Exploring the Role of Audio in Multimodal Misinformation Detection

August 22, 2024 · Declared Dead · 🏛 International Symposium on Chinese Spoken Language Processing

"No code URL or promise found in abstract"

Evidence collected by the PWNC Scanner

Authors Moyang Liu, Yukun Liu, Ruibo Fu, Zhengqi Wen, Jianhua Tao, Xuefei Liu, Guanjun Li arXiv ID 2408.12558 Category cs.MM: Multimedia Citations 8 Venue International Symposium on Chinese Spoken Language Processing Last Checked 3 months ago

Abstract

With the rapid development of deepfake technology, especially the deep audio fake technology, misinformation detection on the social media scene meets a great challenge. Social media data often contains multimodal information which includes audio, video, text, and images. However, existing multimodal misinformation detection methods tend to focus only on some of these modalities, failing to comprehensively address information from all modalities.
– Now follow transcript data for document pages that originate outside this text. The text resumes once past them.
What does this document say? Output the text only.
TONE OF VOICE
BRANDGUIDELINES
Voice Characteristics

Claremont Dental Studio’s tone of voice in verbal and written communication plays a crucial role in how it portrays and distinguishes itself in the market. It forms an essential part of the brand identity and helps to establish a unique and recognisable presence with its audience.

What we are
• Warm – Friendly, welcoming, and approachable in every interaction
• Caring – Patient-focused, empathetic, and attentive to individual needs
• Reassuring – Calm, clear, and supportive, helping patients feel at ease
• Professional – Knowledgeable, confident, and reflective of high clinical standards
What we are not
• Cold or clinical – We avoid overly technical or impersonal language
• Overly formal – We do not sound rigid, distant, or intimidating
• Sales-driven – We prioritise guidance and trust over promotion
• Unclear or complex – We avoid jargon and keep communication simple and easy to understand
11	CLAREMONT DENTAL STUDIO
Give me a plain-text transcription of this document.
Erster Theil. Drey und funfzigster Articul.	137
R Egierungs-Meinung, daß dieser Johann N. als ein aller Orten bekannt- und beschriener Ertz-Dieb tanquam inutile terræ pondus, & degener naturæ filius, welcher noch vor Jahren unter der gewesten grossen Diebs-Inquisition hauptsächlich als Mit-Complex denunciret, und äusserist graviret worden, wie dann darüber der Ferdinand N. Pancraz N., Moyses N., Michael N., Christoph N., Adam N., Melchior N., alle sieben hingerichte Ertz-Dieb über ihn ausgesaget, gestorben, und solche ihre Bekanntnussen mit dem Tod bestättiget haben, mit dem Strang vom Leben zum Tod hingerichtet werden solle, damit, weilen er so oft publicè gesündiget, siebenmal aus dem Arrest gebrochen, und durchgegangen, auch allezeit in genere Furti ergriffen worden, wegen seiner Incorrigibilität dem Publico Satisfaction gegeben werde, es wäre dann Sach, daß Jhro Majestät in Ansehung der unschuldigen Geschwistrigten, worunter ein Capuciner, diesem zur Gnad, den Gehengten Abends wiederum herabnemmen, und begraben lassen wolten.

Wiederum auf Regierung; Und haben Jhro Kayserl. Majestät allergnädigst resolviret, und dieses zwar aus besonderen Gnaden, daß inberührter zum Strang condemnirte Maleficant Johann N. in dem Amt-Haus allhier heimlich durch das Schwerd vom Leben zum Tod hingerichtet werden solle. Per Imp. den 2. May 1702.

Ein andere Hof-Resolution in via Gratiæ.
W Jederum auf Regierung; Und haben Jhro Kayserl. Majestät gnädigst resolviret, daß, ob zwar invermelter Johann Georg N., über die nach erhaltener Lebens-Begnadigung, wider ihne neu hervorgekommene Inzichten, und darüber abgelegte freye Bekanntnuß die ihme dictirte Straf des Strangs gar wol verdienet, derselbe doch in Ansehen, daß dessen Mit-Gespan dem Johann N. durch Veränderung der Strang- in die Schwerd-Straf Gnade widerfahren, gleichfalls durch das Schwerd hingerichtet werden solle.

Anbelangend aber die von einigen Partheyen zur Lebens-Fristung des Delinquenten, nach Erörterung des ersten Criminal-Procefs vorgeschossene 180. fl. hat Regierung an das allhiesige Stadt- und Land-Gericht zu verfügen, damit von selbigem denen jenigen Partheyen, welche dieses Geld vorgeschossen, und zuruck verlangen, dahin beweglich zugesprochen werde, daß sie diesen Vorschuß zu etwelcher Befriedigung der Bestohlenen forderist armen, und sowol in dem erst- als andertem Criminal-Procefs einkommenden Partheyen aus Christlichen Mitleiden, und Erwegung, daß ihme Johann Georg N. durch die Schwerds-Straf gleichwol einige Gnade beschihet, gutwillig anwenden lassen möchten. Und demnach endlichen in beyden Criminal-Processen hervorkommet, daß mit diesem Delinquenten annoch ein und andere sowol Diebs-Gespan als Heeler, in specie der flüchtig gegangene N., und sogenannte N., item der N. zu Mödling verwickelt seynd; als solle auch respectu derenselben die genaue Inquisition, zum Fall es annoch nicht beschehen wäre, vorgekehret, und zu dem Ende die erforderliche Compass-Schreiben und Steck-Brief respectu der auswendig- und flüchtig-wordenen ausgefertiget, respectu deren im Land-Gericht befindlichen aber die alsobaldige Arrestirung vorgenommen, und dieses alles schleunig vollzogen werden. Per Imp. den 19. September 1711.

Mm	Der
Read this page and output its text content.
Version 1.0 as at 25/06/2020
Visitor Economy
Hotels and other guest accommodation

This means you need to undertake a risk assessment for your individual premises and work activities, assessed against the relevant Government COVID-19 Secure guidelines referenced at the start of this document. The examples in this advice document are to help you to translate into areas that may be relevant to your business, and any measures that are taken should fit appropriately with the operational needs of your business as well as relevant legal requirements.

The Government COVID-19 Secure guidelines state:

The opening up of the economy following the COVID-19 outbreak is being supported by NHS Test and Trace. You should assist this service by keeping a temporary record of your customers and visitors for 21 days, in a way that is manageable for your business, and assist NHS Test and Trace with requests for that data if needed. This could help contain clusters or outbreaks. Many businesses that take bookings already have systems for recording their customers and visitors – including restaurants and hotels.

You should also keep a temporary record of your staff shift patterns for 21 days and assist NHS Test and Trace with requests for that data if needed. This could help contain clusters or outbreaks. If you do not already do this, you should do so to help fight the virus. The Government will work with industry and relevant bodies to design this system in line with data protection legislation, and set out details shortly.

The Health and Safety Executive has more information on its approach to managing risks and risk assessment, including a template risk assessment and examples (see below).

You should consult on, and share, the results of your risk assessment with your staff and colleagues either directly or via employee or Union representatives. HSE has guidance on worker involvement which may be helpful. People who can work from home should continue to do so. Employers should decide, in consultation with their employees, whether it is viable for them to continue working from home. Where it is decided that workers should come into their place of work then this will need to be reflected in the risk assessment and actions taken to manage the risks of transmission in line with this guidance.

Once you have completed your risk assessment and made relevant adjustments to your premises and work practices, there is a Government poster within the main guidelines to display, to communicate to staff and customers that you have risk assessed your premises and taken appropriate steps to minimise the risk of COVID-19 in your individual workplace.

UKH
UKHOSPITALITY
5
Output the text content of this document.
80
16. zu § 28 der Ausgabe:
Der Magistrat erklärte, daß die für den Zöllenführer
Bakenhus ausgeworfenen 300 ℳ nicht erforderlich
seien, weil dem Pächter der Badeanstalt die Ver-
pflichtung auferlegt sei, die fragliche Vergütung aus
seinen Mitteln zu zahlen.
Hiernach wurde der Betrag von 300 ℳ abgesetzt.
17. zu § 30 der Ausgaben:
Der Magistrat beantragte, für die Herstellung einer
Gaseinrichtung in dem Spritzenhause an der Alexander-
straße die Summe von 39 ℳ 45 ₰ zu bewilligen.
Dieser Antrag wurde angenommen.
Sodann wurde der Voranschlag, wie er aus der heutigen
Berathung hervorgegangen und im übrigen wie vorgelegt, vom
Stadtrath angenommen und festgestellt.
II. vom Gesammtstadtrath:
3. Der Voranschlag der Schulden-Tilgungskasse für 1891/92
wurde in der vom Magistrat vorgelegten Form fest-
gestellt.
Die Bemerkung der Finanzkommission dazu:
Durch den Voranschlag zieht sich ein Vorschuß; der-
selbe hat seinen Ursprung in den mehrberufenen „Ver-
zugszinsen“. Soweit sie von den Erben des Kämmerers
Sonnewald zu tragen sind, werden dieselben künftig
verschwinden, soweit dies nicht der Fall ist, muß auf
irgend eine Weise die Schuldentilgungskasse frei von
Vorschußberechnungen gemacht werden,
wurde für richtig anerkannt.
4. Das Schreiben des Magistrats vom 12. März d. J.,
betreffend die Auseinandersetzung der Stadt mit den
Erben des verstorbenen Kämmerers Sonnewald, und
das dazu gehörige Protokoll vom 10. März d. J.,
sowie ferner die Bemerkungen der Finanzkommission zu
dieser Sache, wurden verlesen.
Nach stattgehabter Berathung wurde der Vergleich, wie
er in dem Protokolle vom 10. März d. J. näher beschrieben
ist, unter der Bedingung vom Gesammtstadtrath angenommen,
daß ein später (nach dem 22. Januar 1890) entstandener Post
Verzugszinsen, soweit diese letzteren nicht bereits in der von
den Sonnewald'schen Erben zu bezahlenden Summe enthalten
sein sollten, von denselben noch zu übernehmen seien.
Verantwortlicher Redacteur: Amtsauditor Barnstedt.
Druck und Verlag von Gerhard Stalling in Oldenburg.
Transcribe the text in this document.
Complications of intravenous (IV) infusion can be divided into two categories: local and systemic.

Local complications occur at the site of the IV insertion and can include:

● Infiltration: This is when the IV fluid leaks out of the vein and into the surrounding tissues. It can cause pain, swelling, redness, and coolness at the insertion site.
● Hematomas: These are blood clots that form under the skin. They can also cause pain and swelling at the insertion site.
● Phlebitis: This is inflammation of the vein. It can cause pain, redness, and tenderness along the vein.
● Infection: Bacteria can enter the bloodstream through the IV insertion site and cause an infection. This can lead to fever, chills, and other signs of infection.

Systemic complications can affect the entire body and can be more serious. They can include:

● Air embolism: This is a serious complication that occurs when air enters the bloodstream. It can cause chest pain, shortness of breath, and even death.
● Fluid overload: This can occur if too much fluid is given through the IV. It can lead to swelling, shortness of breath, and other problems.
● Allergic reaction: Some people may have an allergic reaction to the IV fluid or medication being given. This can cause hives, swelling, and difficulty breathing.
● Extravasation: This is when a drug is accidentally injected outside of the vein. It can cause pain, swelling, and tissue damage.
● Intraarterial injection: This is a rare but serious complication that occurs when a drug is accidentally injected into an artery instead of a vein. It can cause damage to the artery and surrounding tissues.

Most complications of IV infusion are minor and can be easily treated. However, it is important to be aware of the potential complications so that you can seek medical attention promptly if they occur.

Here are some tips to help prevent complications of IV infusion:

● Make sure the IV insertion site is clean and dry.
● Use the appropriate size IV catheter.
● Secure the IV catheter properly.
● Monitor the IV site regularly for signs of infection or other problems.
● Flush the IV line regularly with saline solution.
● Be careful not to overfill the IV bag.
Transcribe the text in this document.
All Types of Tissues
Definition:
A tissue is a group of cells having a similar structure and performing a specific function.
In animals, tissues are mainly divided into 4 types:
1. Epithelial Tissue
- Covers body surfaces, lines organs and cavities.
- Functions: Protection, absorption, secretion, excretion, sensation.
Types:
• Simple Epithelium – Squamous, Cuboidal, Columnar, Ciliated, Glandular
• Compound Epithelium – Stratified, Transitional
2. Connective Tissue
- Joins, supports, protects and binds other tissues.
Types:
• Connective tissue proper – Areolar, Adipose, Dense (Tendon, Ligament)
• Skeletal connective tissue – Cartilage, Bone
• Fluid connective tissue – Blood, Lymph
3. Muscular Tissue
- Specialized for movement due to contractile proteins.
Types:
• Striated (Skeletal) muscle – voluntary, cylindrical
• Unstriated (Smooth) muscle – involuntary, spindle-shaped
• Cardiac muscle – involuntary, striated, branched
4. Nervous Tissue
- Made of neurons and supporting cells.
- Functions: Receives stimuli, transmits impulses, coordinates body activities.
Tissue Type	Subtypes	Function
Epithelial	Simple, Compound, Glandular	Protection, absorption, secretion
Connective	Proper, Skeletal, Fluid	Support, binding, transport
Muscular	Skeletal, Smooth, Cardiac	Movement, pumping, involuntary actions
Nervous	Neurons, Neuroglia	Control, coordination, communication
To comprehensively address the various modal information that may appear on social media, this paper constructs a comprehensive multimodal misinformation detection framework. By employing corresponding neural network encoders for each modality, the framework can fuse different modality information and support the multimodal misinformation detection task. Based on the constructed framework, this paper explores the importance of the audio modality in multimodal misinformation detection tasks on social media. By adjusting the architecture of the acoustic encoder, the effectiveness of different acoustic feature encoders in the multimodal misinformation detection tasks is investigated. Furthermore, this paper discovers that audio and video information must be carefully aligned, otherwise the misalignment across different audio and video modalities can severely impair the model performance.